Israel begins crackdown on foreign workers and their children. (Photo: via ActiveStills.org)

Israel has begun rounding up scores of Filipino workers and their Israel-born children for deportation, prompting large-scale protests outside the prime minister’s residence and at the country’s Ben Gurion Airport.

After Israel’s Population and Immigration Authority last month handed scores of Filipino workers and their children deportation papers, requiring them to leave the country within weeks, Israeli authorities have now begun rounding up families and transporting them to detention centers.

Israel grants visas to a quota of foreign workers every year, many of whom are women from the Philippines who work as caregivers. Israeli law states that a migrant worker is entitled to remain in the country with her baby until her visa expires, but the child is not granted Israeli citizenship.

Though Israel claims that those being rounded up “are foreign nationals who’ve been [in Israel] illegally for a long time, without any legal status,” according to a Haaretz report last month the women’s visas “were not renewed because they gave birth [in Israel]”.

Filipinos are not the only minority community in Israel targeted by such deportation practices.
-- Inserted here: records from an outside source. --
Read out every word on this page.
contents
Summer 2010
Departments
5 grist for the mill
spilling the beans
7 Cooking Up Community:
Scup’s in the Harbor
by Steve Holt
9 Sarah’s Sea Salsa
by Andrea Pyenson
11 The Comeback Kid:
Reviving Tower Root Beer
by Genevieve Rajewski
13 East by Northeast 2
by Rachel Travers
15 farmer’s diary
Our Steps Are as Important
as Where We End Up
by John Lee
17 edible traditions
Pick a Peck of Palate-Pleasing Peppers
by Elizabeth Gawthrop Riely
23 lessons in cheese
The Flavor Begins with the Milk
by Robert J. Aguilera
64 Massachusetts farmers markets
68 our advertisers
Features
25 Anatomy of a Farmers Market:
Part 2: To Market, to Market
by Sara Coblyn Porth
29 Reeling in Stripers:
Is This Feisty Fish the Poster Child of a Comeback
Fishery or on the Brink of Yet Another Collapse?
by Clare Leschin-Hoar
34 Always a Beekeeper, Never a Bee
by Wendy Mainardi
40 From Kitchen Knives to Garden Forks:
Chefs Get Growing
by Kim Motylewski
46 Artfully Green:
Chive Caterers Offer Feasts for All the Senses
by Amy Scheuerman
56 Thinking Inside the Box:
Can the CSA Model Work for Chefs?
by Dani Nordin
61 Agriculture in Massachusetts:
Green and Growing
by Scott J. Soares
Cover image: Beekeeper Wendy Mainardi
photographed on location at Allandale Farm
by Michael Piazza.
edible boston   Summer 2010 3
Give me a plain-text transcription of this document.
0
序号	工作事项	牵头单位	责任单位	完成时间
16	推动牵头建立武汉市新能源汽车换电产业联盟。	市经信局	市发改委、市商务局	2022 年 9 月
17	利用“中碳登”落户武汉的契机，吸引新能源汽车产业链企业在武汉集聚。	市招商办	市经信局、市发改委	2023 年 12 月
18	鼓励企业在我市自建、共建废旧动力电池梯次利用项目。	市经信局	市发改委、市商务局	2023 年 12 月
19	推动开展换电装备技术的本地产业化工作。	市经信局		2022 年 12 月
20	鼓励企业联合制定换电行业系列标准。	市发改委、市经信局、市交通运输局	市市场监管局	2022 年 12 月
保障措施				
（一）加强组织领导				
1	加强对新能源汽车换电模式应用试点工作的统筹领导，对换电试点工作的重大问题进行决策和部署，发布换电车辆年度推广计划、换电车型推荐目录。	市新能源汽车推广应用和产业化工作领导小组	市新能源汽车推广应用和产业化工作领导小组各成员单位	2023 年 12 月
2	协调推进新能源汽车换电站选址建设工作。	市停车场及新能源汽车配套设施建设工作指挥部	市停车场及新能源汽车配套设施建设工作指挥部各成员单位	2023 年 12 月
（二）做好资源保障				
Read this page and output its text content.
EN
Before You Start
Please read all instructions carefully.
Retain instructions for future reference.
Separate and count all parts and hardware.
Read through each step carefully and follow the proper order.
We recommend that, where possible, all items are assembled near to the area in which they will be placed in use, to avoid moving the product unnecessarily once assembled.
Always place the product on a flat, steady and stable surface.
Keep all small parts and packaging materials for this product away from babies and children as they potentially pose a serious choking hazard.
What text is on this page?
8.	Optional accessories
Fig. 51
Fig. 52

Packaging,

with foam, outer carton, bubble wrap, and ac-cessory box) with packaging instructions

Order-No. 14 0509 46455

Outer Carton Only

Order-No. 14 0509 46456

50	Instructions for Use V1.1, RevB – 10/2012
Israel also hosts a number of asylum seekers, many of whom originate from war-torn Eritrea and Sudan and, like the Filipino community, largely live in south Tel Aviv and central Israel.

Israel has repeatedly tried to rid itself of these communities, with Israel Hayom in October 2017 revealing that Netanyahu had signed a deal with a “third country” that would allow their forcible deportation.

In January 2018, Israel issued a notice for thousands of African asylum seekers to leave the country or face imprisonment. By March, under huge pressure from the international community and the UN’s refugee agencies, Israel’s Supreme Court canceled the deportation scheme. Many of those asylum seekers it had planned to deport remained in Israeli prisons throughout the spring, some of whom were finally released in April of that year.